Legislative 'deal' on police deadly force law may violate state Constitution

OLYMPIA, Wash.  (AP) — A compromise measure designed to make it easier to prosecute police who commit reckless or negligent shootings in Washington was in trouble Tuesday after lawmakers realized their plans might violate the state Constitution.

Legislators in Olympia had been rushing to pass the deal, announced Tuesday, which would overhaul a controversial law that forces prosecutors to prove the officers acted with malice — a hurdle no other state has.

It passed unanimously out of the House Public Safety Committee in the morning. By late afternoon, though, some lawmakers were questioning the legality of process they planned, and an expected evening floor vote was scrapped.

The measure, Initiative 940, was initially proposed by activists outraged over questionable police shootings in Washington and across the country. They gathered enough signatures to pose it as an initiative to the Legislature.

Under the state Constitution, there are three ways the Legislature can respond to such an initiative: approve it as-is, in which case it becomes law; reject or ignore it, in which case it goes to the ballot the following November; or propose an alternative, which must appear alongside the original initiative on the ballot.

According to a 1971 analysis by the state Attorney General's Office, any changes made to an initiative constitute an alternative proposal that must be sent to voters.

The compromise on I-940 was designed to keep it off the ballot, thus avoiding a costly and potentially divisive campaign. The activists with De-escalate Washington who proposed the initiative agreed to make some changes to it to win the support of law enforcement groups, who said they wanted to ensure the measure protects police who make honest mistakes.

Not every police group in the state backed the bill, but the Fraternal Order of Police, an influential union of front-line law enforcement officers, and other powerful police organizations are supporting it.

"Even though it isn't perfect, it is a great outcome," said Steve Strachan, executive director of the Washington Association of Sheriffs and Police Chiefs.

In an apparent attempt to satisfy the Constitution's requirements, the sponsors of the compromise bill, Reps. Roger Goodman, D-Kirkland, and Dave Hayes, R-Stanwood, came up with an unusual plan: The Legislature would pass I-940 as is, and also pass the compromise bill, which would replace the initiative upon passage.

"We are not proposing an alternative to the initiative," he said. "We are proposing a measure that would amend it after it is enacted by the Legislature."

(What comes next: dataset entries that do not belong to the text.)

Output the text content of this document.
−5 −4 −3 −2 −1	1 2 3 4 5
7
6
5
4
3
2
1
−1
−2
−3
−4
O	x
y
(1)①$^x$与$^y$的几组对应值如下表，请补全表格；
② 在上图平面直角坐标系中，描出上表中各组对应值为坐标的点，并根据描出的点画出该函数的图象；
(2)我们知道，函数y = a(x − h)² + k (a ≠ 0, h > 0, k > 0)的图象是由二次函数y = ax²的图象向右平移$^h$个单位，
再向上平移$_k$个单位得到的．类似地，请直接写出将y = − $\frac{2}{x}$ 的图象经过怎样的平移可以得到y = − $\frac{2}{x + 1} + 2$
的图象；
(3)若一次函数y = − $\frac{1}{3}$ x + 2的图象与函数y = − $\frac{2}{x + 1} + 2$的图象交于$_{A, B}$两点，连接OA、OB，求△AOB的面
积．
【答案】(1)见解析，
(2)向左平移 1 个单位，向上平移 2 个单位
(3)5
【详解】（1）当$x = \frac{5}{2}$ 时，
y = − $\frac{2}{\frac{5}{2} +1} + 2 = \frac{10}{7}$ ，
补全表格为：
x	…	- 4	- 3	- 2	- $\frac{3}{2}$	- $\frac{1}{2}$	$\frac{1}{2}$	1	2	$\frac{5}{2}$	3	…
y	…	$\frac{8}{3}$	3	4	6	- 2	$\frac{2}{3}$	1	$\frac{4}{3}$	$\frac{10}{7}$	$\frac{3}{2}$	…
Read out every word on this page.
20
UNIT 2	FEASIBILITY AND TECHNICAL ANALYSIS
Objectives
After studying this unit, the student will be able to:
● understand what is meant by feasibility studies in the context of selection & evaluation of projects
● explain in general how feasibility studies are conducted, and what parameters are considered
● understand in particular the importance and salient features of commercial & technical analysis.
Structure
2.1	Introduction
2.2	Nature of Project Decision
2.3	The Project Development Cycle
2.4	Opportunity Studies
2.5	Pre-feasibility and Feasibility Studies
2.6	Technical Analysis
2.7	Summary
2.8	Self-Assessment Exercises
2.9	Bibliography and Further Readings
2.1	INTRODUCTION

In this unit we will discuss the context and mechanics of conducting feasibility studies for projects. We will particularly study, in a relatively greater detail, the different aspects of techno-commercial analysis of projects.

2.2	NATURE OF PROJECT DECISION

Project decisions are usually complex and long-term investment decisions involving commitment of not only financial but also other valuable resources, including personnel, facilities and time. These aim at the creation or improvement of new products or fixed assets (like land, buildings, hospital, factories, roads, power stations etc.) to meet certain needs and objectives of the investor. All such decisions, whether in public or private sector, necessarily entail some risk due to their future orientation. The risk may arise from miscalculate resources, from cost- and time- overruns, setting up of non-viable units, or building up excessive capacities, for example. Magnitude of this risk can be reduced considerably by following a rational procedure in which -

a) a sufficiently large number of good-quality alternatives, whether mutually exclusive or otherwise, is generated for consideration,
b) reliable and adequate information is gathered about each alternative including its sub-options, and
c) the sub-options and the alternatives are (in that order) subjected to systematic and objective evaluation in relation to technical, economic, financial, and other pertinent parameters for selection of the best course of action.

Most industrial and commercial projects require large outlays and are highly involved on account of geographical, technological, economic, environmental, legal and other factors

But the attorney general's 1971 opinion appears to have closely addressed that scenario.

"Any such 'corrective' legislation would constitute an alternative proposal which would have to be submitted to the voters along with the original initiative itself," the opinion said.

Neither Goodman nor Lisa Daugaard, a member of the De-escalate Washington leadership team, immediately returned messages seeking comment.

Republican Sen. Mike Padden, of Spokane Valley, said Tuesday that it was encouraging that the sides had reached a compromise, but the legality of the procedure was "up in the air."

Seattle Democratic Sen. Jamie Pedersen said that if both the original initiative and the compromise have to appear on the general election ballot, it's bad news for the supporters.

"The grand bargain is in a lot of trouble," he said. "They have to run a campaign. They have to raise a bunch of money, and both of them might go down. It's all downside for us to move forward."